Ingredients
Scale
- 1/2 cup salted butter, softened
- 1/2 cup vegetable shortening**
- 2 vanilla beans (seeded) OR 1 Tbsp. vanilla bean paste
- 2 teaspoons pure vanilla extract
- 4 cups powdered sugar
- 3-5 Tbsp. heavy cream (or milk if you don't have cream)
Instructions
- Using a stand mixer, cream together the butter, shortening, vanilla bean paste (or the scrapings from 2 beans), and the vanilla extract with the paddle attachment, scraping down the sides as necessary. Unless you use a SideSwipe paddle like I do... then no scraping is needed 😉 Either way, continue mixing until it's smooth.
- Add in the powdered sugar, one cup at a time until it's all incorporated and moist. The mixture will be stiff.
- When all the sugar is mixed in, you can begin to add heavy cream, a tablespoon at a time until the consistency is good for you!
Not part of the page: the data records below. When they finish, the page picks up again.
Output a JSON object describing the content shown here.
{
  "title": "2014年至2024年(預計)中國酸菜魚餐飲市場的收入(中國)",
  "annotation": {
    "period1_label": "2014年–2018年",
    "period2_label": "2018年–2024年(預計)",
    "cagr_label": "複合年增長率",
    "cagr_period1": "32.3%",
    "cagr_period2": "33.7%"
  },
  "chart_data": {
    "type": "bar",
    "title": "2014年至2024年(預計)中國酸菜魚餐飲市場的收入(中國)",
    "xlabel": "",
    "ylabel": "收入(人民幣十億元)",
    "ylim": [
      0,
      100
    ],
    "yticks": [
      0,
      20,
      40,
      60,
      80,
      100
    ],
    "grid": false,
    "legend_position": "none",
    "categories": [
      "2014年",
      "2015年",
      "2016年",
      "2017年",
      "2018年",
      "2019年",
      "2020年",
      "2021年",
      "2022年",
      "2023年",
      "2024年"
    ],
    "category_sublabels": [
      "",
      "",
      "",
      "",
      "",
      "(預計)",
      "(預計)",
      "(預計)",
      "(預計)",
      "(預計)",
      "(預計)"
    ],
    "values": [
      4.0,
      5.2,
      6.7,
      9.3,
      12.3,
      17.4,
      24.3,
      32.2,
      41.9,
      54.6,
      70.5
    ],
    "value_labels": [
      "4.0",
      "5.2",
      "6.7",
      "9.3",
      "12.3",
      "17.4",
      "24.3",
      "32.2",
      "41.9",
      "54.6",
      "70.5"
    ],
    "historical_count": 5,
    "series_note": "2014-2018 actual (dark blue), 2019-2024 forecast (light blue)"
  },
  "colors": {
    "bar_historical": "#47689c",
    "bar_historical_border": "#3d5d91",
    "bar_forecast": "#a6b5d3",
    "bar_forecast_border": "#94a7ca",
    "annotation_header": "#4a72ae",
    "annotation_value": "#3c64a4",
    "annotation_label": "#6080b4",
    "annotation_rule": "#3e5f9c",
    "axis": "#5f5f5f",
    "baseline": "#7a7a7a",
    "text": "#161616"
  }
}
- I like the frosting to be stiff enough to pipe, but not so stiff that it makes my hand hurt! I know that's an incredibly scientific texture, right?
- Add more milk and/or vanilla bean paste until it's perfect for you!!
- **Before you ask... YES, you can use all butter and skip the shortening, but it will not hold up as well in heat (I live in Mississippi ya'll) or pipe as beautifully because it will be a softer frosting. It will also have a slightly different taste and texture.